Characters in Metaphor are also largely defined by the circumstances they inherent, like their class or racial circumstances and the lack of any kind of queer identity in Metaphor betrays a misunderstanding of the real world political dynamics that inform the game. Bad actors in positions of power don’t just stoke tensions between distinct groups, they actively invent in-group, out-group mentalities to avoid consequences for the harm they’re causing. Across the world, people in positions of power are trying to legislate and adjudicate trans people out of existence, and in the process scapegoat them into being responsible for the societal frustrations that should be attributed to those in power; which comes on the heels of failed campaigns of a similar nature against the broader LGBTQIA+ spectrum. These crusades against trans and queer people are entirely manufactured; as folks with non-cishet identities have appeared in all parts of the world throughout all of history, there’s no historical conflict or difference in culture that can be used to exacerbate tensions against this group.
It’s honestly immersion breaking that there aren’t any overtly queer characters or themes in Metaphor, because that identity and coalition is so commonplace in the real world activism that the game grounds itself in. Queerness has historically been ascribed to racially marginalized groups as a means to other them, as noted in Tân Hoàng Nguyen’s A View from the Bottom, which explores how Asian men have been repeatedly ascribed feminine and asexual characteristics in Western media. Queerness and racial marginalization have also regularly overlapped in history, with the person who coined the phrase “drag queen” being former slave and gay resistance leader William Dorsey Swann. There doesn’t need to be any kind of justification for bigotry for those in power to use it to divide people, and Metaphor’s focus on racial divisions with a fictional history that justifies some of that animosity obscures how senseless and artificial these supposed conflicts are.
If I’m being charitable to ATLUS, the lack of queer folks in Metaphor: ReFantazio could be interpreted as the company listening to their audience’s criticisms of their handling of queer characters. After all, if ATLUS can’t write queer characters authoritatively and respectfully, then discluding queer characters and themes from their works is the progressive thing to do, right? The answer to that question is technically “yes, ” but only if you’re okay with living in compromise. If ATLUS actually wanted to do better by the sizable queer section of its audience, it would staff up with writers who share that identity and can include better versions of these characters and themes in their games.

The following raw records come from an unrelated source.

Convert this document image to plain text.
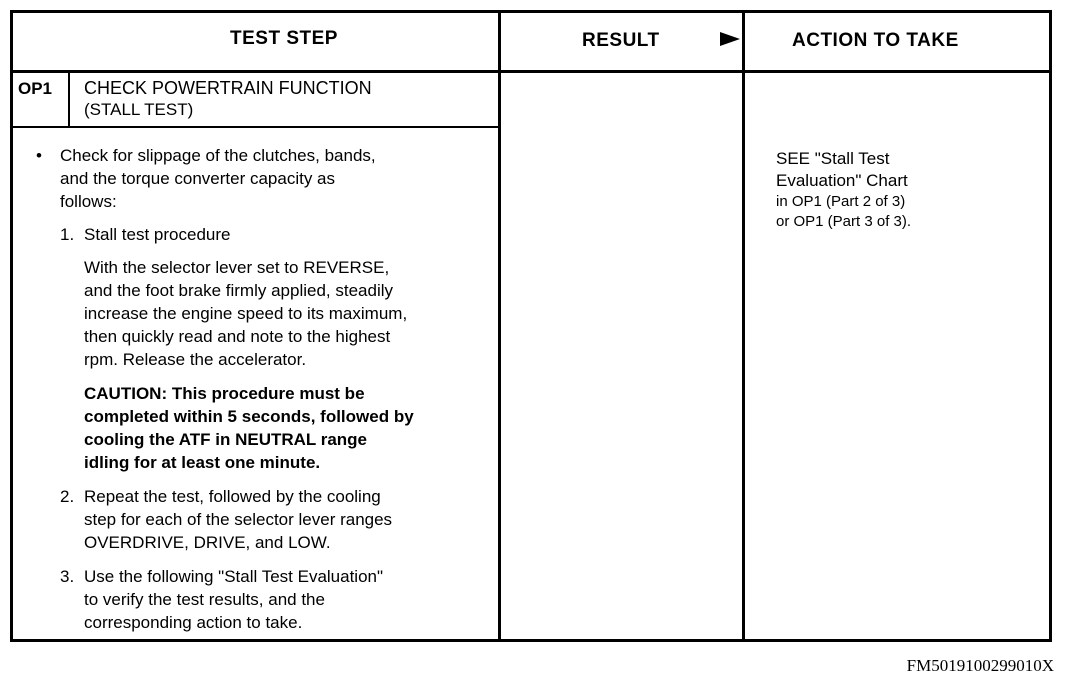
TEST STEP	RESULT	ACTION TO TAKE
OP1 CHECK POWERTRAIN FUNCTION
(STALL TEST)
• Check for slippage of the clutches, bands,
and the torque converter capacity as
follows:
1. Stall test procedure
With the selector lever set to REVERSE,
and the foot brake firmly applied, steadily
increase the engine speed to its maximum,
then quickly read and note to the highest
rpm. Release the accelerator.
CAUTION: This procedure must be
completed within 5 seconds, followed by
cooling the ATF in NEUTRAL range
idling for at least one minute.
2. Repeat the test, followed by the cooling
step for each of the selector lever ranges
OVERDRIVE, DRIVE, and LOW.
3. Use the following "Stall Test Evaluation"
to verify the test results, and the
corresponding action to take.
SEE "Stall Test
Evaluation" Chart
in OP1 (Part 2 of 3)
or OP1 (Part 3 of 3).
FM5019100299010X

I really respect Metaphor’s anti-authoritian politics and how open the title is with its real-world influences; and I’m very curious to see what director Katsura Hashino and the rest of the Studio Zero development team create next. However, Metaphor doesn’t have the queer energy and attitude that’s made many of ATLUS’ games so appealing to so many. I would much rather see the company occasionally stumble while trying to improve their queer representation than throw that element of their work out entirely.